Below is an example out on a good experience I had today:

📊 Monitoring inter-arrival times...
📈 Inter-Arrival Analysis:
  Total chunks: 245
  Average gap: 42.15ms
  Median gap: 38.50ms
  Min gap: 12.30ms
  Max gap: 156.80ms
  Std deviation: 23.45ms
  Consistency: ✅ Excellent

📊 Distribution:
  0-25ms       ███░░░░░░░░░░░░░░░░░ 38
  25-50ms      ████████████████░░░░ 156
  50-100ms     ███░░░░░░░░░░░░░░░░░ 42
  100-200ms    ░░░░░░░░░░░░░░░░░░░░ 8
  200-500ms    ░░░░░░░░░░░░░░░░░░░░ 1
  >500ms       ░░░░░░░░░░░░░░░░░░░░ 0

And for the same question I used a different chatbot and the experience was quiet different:

📊 Monitoring inter-arrival times...
📈 Inter-Arrival Analysis:
  Total chunks: 53
  Average gap: 159.14ms
  Median gap: 68.80ms
  Min gap: 0.40ms
  Max gap: 1744.90ms
  Std deviation: 263.13ms
  Consistency: ❌ Poor
 
📊 Distribution:
  0-25ms       ███████░░░░░░░░░░░░░ 17
  25-50ms      █░░░░░░░░░░░░░░░░░░░ 2
  50-100ms     ███░░░░░░░░░░░░░░░░░ 9
  100-200ms    ███░░░░░░░░░░░░░░░░░ 7
  200-500ms    ██████░░░░░░░░░░░░░░ 15
  >500ms       ███░░░░░░░░░░░░░░░░░ 2

Inter-arrival time, also known as jitter, is a significant factor that contributes to the perception of faster performance in certain artificial intelligence (AI) systems.
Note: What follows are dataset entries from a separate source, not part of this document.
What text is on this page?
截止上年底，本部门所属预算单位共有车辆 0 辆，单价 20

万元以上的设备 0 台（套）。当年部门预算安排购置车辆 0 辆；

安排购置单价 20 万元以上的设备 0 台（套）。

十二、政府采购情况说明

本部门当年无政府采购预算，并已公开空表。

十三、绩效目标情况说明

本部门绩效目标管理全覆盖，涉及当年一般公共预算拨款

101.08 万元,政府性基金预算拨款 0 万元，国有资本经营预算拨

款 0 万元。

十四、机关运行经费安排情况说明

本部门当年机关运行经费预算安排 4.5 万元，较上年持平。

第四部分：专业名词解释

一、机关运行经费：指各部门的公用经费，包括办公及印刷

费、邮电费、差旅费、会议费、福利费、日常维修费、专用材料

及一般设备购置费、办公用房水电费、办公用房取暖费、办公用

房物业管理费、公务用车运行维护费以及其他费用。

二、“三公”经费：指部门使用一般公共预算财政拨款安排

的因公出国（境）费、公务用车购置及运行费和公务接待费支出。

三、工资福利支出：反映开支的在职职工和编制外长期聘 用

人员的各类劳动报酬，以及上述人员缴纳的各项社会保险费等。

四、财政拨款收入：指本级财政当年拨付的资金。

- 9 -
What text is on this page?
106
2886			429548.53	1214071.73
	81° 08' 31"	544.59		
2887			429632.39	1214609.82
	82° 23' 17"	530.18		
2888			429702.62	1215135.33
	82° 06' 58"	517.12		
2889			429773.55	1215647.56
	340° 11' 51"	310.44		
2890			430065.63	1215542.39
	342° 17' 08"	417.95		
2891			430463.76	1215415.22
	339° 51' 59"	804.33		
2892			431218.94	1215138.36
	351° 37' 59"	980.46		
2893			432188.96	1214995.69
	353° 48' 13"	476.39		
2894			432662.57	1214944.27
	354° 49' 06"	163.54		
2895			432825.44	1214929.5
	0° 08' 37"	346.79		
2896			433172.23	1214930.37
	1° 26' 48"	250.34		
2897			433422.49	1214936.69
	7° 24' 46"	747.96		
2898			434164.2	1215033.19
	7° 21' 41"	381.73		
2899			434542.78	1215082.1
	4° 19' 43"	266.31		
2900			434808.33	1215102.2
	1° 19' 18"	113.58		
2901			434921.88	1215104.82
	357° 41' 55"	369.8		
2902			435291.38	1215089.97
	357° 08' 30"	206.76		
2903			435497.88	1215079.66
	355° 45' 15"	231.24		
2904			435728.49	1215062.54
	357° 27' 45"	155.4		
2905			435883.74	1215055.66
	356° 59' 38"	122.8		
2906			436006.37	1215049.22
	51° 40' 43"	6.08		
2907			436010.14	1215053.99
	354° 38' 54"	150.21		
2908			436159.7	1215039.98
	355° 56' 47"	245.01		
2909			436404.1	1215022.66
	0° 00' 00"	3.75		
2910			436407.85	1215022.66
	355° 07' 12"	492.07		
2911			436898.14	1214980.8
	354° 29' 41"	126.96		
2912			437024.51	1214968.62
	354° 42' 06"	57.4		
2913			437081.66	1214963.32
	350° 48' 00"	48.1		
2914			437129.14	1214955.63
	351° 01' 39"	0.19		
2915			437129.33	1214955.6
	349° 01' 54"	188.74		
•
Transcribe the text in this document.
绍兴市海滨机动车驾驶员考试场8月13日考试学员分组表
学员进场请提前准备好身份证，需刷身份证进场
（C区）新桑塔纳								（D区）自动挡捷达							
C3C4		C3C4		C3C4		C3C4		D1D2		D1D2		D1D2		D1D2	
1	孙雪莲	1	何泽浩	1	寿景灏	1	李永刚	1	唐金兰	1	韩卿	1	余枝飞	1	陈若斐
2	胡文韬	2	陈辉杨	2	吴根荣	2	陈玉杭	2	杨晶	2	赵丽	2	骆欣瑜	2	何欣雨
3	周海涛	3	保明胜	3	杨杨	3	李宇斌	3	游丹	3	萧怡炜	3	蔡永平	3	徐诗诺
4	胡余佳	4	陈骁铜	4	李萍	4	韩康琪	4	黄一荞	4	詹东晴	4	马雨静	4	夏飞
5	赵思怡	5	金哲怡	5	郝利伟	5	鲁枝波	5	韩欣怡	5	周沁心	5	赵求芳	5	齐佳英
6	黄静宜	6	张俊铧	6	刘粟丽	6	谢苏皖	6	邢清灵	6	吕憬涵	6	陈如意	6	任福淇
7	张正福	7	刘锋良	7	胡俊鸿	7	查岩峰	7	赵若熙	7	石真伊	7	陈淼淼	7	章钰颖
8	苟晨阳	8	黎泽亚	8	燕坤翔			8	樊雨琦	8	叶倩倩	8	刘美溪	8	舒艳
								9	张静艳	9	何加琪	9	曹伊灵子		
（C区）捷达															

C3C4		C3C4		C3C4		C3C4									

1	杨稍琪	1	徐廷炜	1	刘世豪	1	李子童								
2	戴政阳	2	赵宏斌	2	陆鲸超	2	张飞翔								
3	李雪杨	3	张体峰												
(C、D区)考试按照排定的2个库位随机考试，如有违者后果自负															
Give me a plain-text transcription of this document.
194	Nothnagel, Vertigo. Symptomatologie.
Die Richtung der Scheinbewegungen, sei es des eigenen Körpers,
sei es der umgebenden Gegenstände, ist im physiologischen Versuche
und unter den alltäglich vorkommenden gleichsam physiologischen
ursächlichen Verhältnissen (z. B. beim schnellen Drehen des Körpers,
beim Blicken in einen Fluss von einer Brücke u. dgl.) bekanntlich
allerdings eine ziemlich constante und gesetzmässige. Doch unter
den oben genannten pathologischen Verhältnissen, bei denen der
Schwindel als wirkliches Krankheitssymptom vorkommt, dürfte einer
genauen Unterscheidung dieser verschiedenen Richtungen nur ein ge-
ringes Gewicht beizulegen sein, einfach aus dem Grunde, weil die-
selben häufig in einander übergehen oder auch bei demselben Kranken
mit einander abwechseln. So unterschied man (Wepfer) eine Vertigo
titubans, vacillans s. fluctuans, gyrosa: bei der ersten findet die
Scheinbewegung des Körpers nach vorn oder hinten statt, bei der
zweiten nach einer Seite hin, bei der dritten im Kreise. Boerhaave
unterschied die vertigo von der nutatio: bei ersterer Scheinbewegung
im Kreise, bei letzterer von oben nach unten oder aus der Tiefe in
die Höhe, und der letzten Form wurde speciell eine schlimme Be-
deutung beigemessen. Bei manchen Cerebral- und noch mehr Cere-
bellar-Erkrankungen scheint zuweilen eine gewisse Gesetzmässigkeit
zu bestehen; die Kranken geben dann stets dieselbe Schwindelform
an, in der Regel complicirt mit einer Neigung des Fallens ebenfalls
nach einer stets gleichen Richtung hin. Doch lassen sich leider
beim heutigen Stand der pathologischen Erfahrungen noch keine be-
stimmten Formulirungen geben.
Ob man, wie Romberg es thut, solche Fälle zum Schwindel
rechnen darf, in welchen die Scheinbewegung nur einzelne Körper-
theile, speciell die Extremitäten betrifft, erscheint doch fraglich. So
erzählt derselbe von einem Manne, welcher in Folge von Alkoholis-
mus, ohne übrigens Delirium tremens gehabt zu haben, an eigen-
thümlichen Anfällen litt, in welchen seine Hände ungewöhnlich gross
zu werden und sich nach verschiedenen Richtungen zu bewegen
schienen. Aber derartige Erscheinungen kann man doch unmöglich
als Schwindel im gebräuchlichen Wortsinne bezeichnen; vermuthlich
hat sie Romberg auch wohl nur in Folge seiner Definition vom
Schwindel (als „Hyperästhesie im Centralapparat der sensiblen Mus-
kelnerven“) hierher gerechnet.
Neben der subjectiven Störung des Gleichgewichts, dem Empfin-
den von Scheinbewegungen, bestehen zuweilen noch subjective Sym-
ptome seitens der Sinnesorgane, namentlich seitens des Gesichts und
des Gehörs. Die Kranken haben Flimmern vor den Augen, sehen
It serves as a diagnostic tool for identifying connection issues and helps determine which AI model is optimized for providing a seamless user experience.

For developers, this information provides insights into server performance characteristics, identifies potential optimization opportunities, and enables the measurement of user experience quality.